Мужчина закрыл блокнот и будничным тоном произнес:

— Марина Игоревна пропала. По нашим сведениям она переехала в Ватикан и склонила Папу к переходу в православие…

* * *

Не успел капитан уйти, как в комнату ворвался президент.

— Чего ему надо?

Я начал было «Слушай, я под подпиской», но президент так по-свойски ответил «Я тоже. Давай, колись», что я просто вытащил мобильник и открыл Маринкино послание.

Дальнейшее помню смутно.

Сначала мы выпили в моем кабинете, потом перекочевали к президенту обсудить что мне делать — говорить или молчать?

Говорить — означало портреты во всех газетах, выступления в ток шоу и всемирную славу.

Против было только одно — капитан предупредил о последствиях открывания рта.

И хоть слава вещь славная, но не посмертная же!

Сошлись на том, что мне надо «залечь на дно».

— Есть с кем? — поинтересовался президент.

Я задумался.

В сериалах залегание на дно предполагает роскошную квартиру с шикарной красоткой в роли охранника, бар с выпивкой и телевизор в полстены.

Помню в одном из фильмов бондианы главного злодея охраняли негритянка, мулатка и белая, одна другой краше и вдобавок в бикини! — но красотка за счет фирмы мне не светила, а поселить у себя даже одну супермодель — не говоря уже о троих — мне не по карману.

Тех же, кто согласятся разделить со мной опасности, самих надо охранять и лелеять.

Да и насчет бикини весьма сомнительно — в нашем климате это как-то не принято, и поставь я условие «только в бикини!» залегать пришлось бы в одиночку.

Можно конечно и без бикини — но это уже не жизнь, полная опасностей, а совсем даже наоборот — не то что это плохо, но зачем срывающимся голосом живописать опасности, если кофе в постель можно иметь и без этих хлопот…

Не помню, в чьем кабинете мы закончили, но последнее слово осталось за президентом:

— Ты под колпаком. Езжай домой и сиди тихо. Если им понадобится, они сами подошлют тебе Мату Хари.
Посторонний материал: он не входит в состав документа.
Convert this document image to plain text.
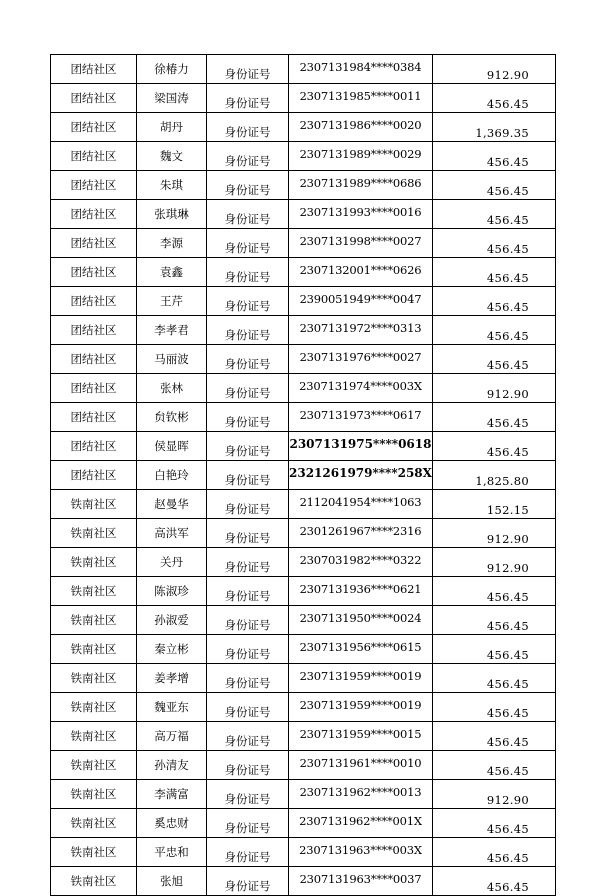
团结社区	徐椿力	身份证号	2307131984****0384	912.90
团结社区	梁国涛	身份证号	2307131985****0011	456.45
团结社区	胡丹	身份证号	2307131986****0020	1,369.35
团结社区	魏文	身份证号	2307131989****0029	456.45
团结社区	朱琪	身份证号	2307131989****0686	456.45
团结社区	张琪琳	身份证号	2307131993****0016	456.45
团结社区	李源	身份证号	2307131998****0027	456.45
团结社区	袁鑫	身份证号	2307132001****0626	456.45
团结社区	王芹	身份证号	2390051949****0047	456.45
团结社区	李孝君	身份证号	2307131972****0313	456.45
团结社区	马丽波	身份证号	2307131976****0027	456.45
团结社区	张林	身份证号	2307131974****003X	912.90
团结社区	贠钦彬	身份证号	2307131973****0617	456.45
团结社区	侯显晖	身份证号	2307131975****0618	456.45
团结社区	白艳玲	身份证号	2321261979****258X	1,825.80
铁南社区	赵曼华	身份证号	2112041954****1063	152.15
铁南社区	高洪军	身份证号	2301261967****2316	912.90
铁南社区	关丹	身份证号	2307031982****0322	912.90
铁南社区	陈淑珍	身份证号	2307131936****0621	456.45
铁南社区	孙淑爱	身份证号	2307131950****0024	456.45
铁南社区	秦立彬	身份证号	2307131956****0615	456.45
铁南社区	姜孝增	身份证号	2307131959****0019	456.45
铁南社区	魏亚东	身份证号	2307131959****0019	456.45
铁南社区	高万福	身份证号	2307131959****0015	456.45
铁南社区	孙清友	身份证号	2307131961****0010	456.45
铁南社区	李满富	身份证号	2307131962****0013	912.90
铁南社区	奚忠财	身份证号	2307131962****001X	456.45
铁南社区	平忠和	身份证号	2307131963****003X	456.45
铁南社区	张旭	身份证号	2307131963****0037	456.45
Или двух.

Президент подумал и добавил:

— Если двух, звони.

С тем я и был отправлен на дно в бессрочный отпуск.

На дне

Вообще-то один я не пью.

Разве что ноги промочу или замерзну, а не каждый день по чуть-чуть.

И поскольку запасы спиртного позволяли продержаться без похода в магазин дней пять, я начал залегание с утра пораньше и к обеду уже предавался воспоминаниям, подремывая в кресле.

* * *

С Маринкой мы дружим давно, с тех пор как лет пятнадцать назад судьба свела нас в одном информационном агентстве. Располагалось оно на Петровке в одном из красивейших зданий Москвы и занимало громадный чертежный зал со стеклянным потолком. По бокам зала нарезаны были кабинеты, а в самом зале кульманы заменены компьютерами.

Помню, как придя наниматься на службу, я был принят и обласкан его президентом (в то время любое учреждение независимо от размера имело своей главой именно президента или гендиректора). Мы быстро сговорились о должности, жаловании и способе его выплаты, ибо в те годы общепринятыми были неформально-джентльментские отношения — устный договор скреплялся рукопожатием, а вознаграждение передавалось в конверте.

Итак, мы пожали друг другу руки, я был представлен коллегам и начались трудовые будни.

Многое стерлось теперь из моей памяти, но кое-что помню и посейчас.

Да и как забыть это учреждение, напоминавшее незабвенное ЛИТО из булгаковских «Записок на манжетах»?

Как забыть место, где постоянно вопрошали “Дадут ли зарплату?” и «варились в одном плавильном котле» немыслимые ранее в одной организации лица: избранный, но свергнутый мэр одного из подмосковных городков (в далеком прошлом — физик, вынужденно променявший синхрофазотрон на торговлю шубами на рынке, а теперь соблазненный президентом оставить шубы ради нашего агентства); бывший работник ЦК, обладавший волшебным свойством появляться в дверях в момент откупоривания бутылок (наш президент мыслил широко, и потому допускал распитие в рабочее время — старожилы вспоминали, что этому предшествовала дискуссия на тему «Пить тайно или открыто», и пить тайно после эпохи гласности было признано противно естеству); бывший разведчик-полковник, полиглот и участник всех переговоров с иностранцами.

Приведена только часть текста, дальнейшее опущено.